Чары-ага делал продолжительную паузу, отхлебывал из пиалы чай и заинтригованные гости нетерпеливо спрашивали:
— Вах, а что могло случиться — почему он меньше стал?
Чары-ага выговаривал со вздохом:
— В общем, подходит ко мне этот летчик и говорит: «Извините, товарищ Пальванов, но ваш сын Сердар, мой боевой друг, приехать не смог. Он схватился с двумя «мессершмиттами» — одного сбил, а второй сбил его. Ваш сын тяжело ранен и находится в куйбышевском госпитале».

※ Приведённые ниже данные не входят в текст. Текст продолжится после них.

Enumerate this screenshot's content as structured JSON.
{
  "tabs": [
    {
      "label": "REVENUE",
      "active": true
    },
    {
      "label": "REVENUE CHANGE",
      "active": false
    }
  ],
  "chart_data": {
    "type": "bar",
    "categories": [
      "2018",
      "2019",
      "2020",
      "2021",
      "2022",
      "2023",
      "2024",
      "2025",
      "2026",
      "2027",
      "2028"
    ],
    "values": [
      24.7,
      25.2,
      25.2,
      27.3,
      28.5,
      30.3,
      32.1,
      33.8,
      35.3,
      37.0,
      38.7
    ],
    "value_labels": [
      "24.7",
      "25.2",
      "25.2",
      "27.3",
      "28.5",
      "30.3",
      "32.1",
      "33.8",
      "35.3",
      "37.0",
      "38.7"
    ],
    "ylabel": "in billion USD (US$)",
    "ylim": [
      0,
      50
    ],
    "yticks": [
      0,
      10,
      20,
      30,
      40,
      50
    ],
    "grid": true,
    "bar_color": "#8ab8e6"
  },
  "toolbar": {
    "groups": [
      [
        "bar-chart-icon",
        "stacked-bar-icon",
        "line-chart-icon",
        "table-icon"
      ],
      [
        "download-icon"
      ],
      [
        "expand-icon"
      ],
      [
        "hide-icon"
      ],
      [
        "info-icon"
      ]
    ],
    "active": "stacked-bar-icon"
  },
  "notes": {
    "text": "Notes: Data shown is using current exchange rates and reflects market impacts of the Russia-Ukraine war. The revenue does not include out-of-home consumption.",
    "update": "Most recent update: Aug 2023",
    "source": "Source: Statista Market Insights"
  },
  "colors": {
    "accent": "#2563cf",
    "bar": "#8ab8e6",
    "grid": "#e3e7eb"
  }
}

Дальше Чары-ага упоенно рассказывал, как долго и трудно добирался до Куйбышева, как наконец прорвался к сыну в палату. Но это уже было не столь важно для гостей, ибо они видели Сердара живым и бодрым, хоть и без руки. Гости начинали подбадривать Чары-агу, давали всевозможные советы, затем прощались и покидали его дом.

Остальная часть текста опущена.